Thomas Jefferson’s Personal Keepsake to be Offered at Christie’s

By Pardhasaradhi Gonuguntla

Memento Mori Engraved Gold Watch Key with Lock of Hair of Martha Wayles Jefferson / Christie's Images Ltd. 2010A highlight of the upcoming Americana Week 2010 sales at Christie’s in New York is a rare personal keepsake that belonged to one of America’s most revered presidents, Thomas Jefferson. Conceived as a memento mori, the keepsake is an engraved gold watch key containing a braided lock of hair from Jefferson’s wife, Martha Wayles Jefferson, who died at age 33. A devoted watch collector, Jefferson likely commissioned the watch key as a poignant reminder of his young wife in the years following her death. It is estimated to sell for $40,000 to 80,000.

Born in 1748, Martha Wayles married Thomas Jefferson on New Year’s Day in 1772. Unable to recover from the birth of the couple’s sixth child, she grew increasingly ill over a period of months and died on September 6, 1782. Two months after her death, Jefferson’s continued grief is documented in a letter to the Marquis de Chastellux, in which he wrote that he was, “emerging from the stupor of mind which had rendered me as dead to the world as [she] was whose loss occasioned it.” He never remarried.

Jefferson was known to have a special interest in timepieces, and considered small personal timepieces ideal for remembering loved ones.
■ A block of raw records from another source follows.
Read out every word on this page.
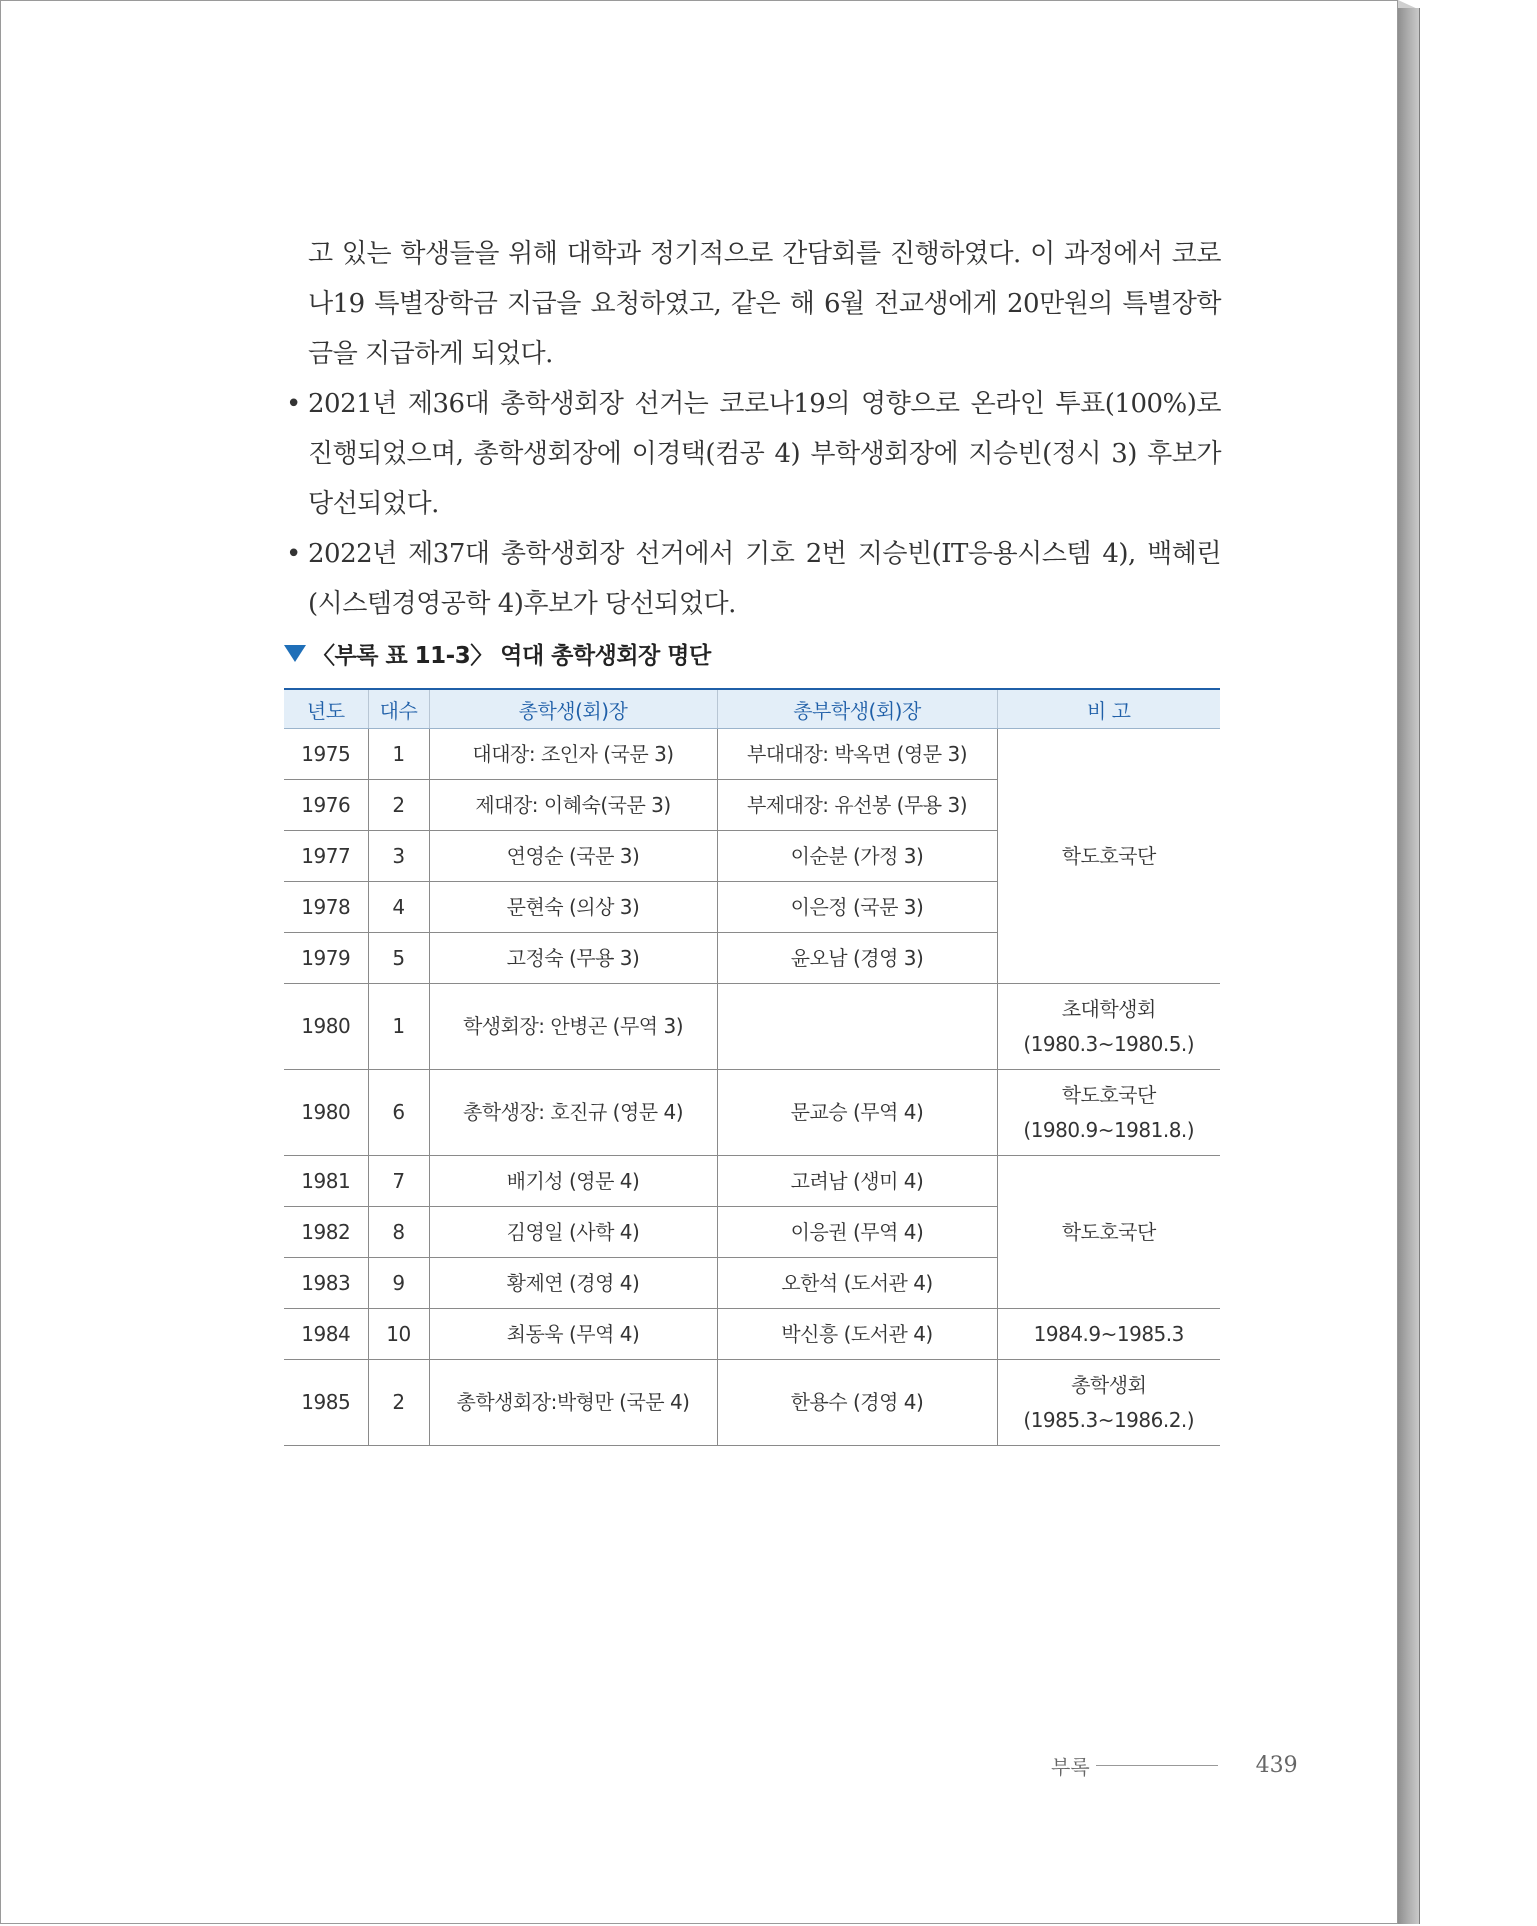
고 있는 학생들을 위해 대학과 정기적으로 간담회를 진행하였다. 이 과정에서 코로나19 특별장학금 지급을 요청하였고, 같은 해 6월 전교생에게 20만원의 특별장학금을 지급하게 되었다.

• 2021년 제36대 총학생회장 선거는 코로나19의 영향으로 온라인 투표(100%)로 진행되었으며, 총학생회장에 이경택(컴공 4) 부학생회장에 지승빈(정시 3) 후보가 당선되었다.

• 2022년 제37대 총학생회장 선거에서 기호 2번 지승빈(IT응용시스템 4), 백혜린(시스템경영공학 4)후보가 당선되었다.

〈부록 표 11-3〉 역대 총학생회장 명단
년도	대수	총학생(회)장	총부학생(회)장	비 고
1975	1	대대장: 조인자 (국문 3)	부대대장: 박옥면 (영문 3)	학도호국단
1976	2	제대장: 이혜숙(국문 3)	부제대장: 유선봉 (무용 3)	
1977	3	연영순 (국문 3)	이순분 (가정 3)	
1978	4	문현숙 (의상 3)	이은정 (국문 3)	
1979	5	고정숙 (무용 3)	윤오남 (경영 3)	
1980	1	학생회장: 안병곤 (무역 3)		초대학생회
(1980.3~1980.5.)

1980	6	총학생장: 호진규 (영문 4)	문교승 (무역 4)	학도호국단
(1980.9~1981.8.)

1981	7	배기성 (영문 4)	고려남 (생미 4)	학도호국단
1982	8	김영일 (사학 4)	이응권 (무역 4)	
1983	9	황제연 (경영 4)	오한석 (도서관 4)	
1984	10	최동욱 (무역 4)	박신흥 (도서관 4)	1984.9~1985.3
1985	2	총학생회장:박형만 (국문 4)	한용수 (경영 4)	총학생회
(1985.3~1986.2.)
부록	439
The front of the key is beautifully engraved with Martha Jefferson’s birth and death dates, and the reverse bears a clear case through which the braided lock of hair is visible. Made in England or France, this watch key could have been acquired abroad, when Jefferson served as Commissioner and Minister in Paris from 1784 to 1789, or from American retailers who imported European watches. While Jefferson himself wore a silver watch, he owned and gifted a number of gold examples and from 1783 to 1819, scholars have found over 30 references to Jefferson purchasing or repairing watches and watch parts. In Paris, Jefferson favored the watchmaker Louis Chantrot, whom he described as, “the best and most faithful hand in Paris,” and as recorded in Jefferson’s account books, purchased from him several watches, including a gold watch and key on June 1, 1786.

The watch key has been independently examined and scientific analysis has revealed that the braided lock is consistent with a sample of hair also noted to be from Martha Jefferson, which is in the collection of the James Monroe Museum and Memorial Library. It is consigned for sale by Mrs. Jane Bortman Larus, daughter of the noted Americana collector Mark Bortman. Bortman was the late President of Bortman Plastics and the Blaxton Corporation, and Chair of the committee organized to raise funds to acquire Paul Revere’s Liberty Bowl for the collection of the Museum of Fine Arts in Boston. Mr. Bortman gave the watch key to his daughter Jane as a graduation gift.

The watch key is just one of several intriguing items of historical Americana in Christie’s upcoming sales. Also to be offered in the upcoming sales on January 21, 22 and 25 is a scrimshaw whale tooth from an 19th century whaleship inscribed with a poem to the sailor’s sweetheart Amelia (estimate: $30,000-50,000).